Archive Lens: a searchable catalogue for historical photographs
I am building a browser-based catalogue for a historical photograph collection that already lives in Google Drive. It adds OCR, research metadata and review state without replacing the original archive.
Problem
A friend collects and researches old photographs. Over time, the collection became a large Google Drive library of scanned images.
The files were stored safely, but the knowledge around them was scattered: names, places, dates, studios and research notes. Google Drive was already the right storage layer. The missing part was a searchable catalogue connecting the images to reviewed information.

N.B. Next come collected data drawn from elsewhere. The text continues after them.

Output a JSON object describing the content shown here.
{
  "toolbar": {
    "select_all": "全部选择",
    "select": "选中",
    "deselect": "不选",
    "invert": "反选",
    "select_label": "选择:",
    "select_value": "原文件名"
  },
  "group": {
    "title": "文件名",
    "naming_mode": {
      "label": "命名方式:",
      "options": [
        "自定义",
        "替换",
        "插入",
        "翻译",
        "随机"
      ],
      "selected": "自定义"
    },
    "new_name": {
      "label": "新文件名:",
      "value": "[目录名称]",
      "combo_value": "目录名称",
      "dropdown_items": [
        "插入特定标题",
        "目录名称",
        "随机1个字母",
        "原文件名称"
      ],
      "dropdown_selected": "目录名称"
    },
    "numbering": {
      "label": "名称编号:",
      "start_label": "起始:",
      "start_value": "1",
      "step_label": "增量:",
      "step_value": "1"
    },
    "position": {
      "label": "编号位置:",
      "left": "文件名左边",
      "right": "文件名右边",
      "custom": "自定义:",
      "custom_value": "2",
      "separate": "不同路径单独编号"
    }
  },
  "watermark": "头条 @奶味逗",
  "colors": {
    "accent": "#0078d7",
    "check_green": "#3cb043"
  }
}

From local experiment to hosted product
I first tested local OCR extractors and a local worker flow. Keeping processing close to the files seemed efficient, but the OCR quality was inconsistent and the setup was too technical for the person using the tool.
Continuing towards a Windows application would have solved the wrong problem. I moved instead to a hosted browser workflow: connect Drive, choose what to process, review the output and search approved records.
Product boundaries
Three decisions define the product.
Originals remain in Google Drive
Archive Lens stores Drive references, derived previews, OCR text, metadata and review state. It does not create another full-resolution copy of the archive.
Google Drive remains the source of truth for the original files.
Indexing and processing are separate
The user can index and browse Drive files before deciding which images should be processed.
This prevents every indexed file from automatically consuming OCR quota, processing time or storage.
OCR output requires review
OCR can suggest text, dates, places, names and studio information, but suggestions do not become approved catalogue data automatically.
A person must accept, correct or ignore the output.
Current workflow
The current MVP supports the main archive workflow:
- Connect a Google Drive folder.
- Index its files.
- Select images for processing.
- Temporarily process the originals through a Cloud Run worker.
- Run Google Cloud Vision OCR and create derived previews.
- Review the extracted text and metadata suggestions.
- Move approved records into the searchable Catalogue.
The stack is React and Vite on the frontend, FastAPI for the API, Supabase Postgres and Auth, private Supabase Storage for derived assets, Cloud Run for processing and Google Cloud Vision for OCR.

Cost and control
A historical archive can become large quickly, so processing is explicit rather than automatic.
The system separates Drive indexing from OCR processing, uses monthly OCR caps, processes originals temporarily and stores derived assets rather than duplicating full-resolution files.
Queue state, storage use and OCR quota remain visible. This is partly a cost decision and partly a product decision: the user should control when processing happens and understand what it consumes.

What remains to prove
The project remains in active discovery.
Archive work contains uncertainty that cannot be resolved through OCR alone. Dates may be partial, names may refer to a subject, photographer or studio, handwriting may be unclear, and research may improve over time.
The next step is observing real review sessions and improving the review workspace, grouping, search and export around that behaviour rather than guessing what the workflow should be.
The value of the product depends on the review workflow, not the volume of OCR it can generate. Source files remain in Drive, processing is deliberate, and catalogue knowledge becomes authoritative only after human review.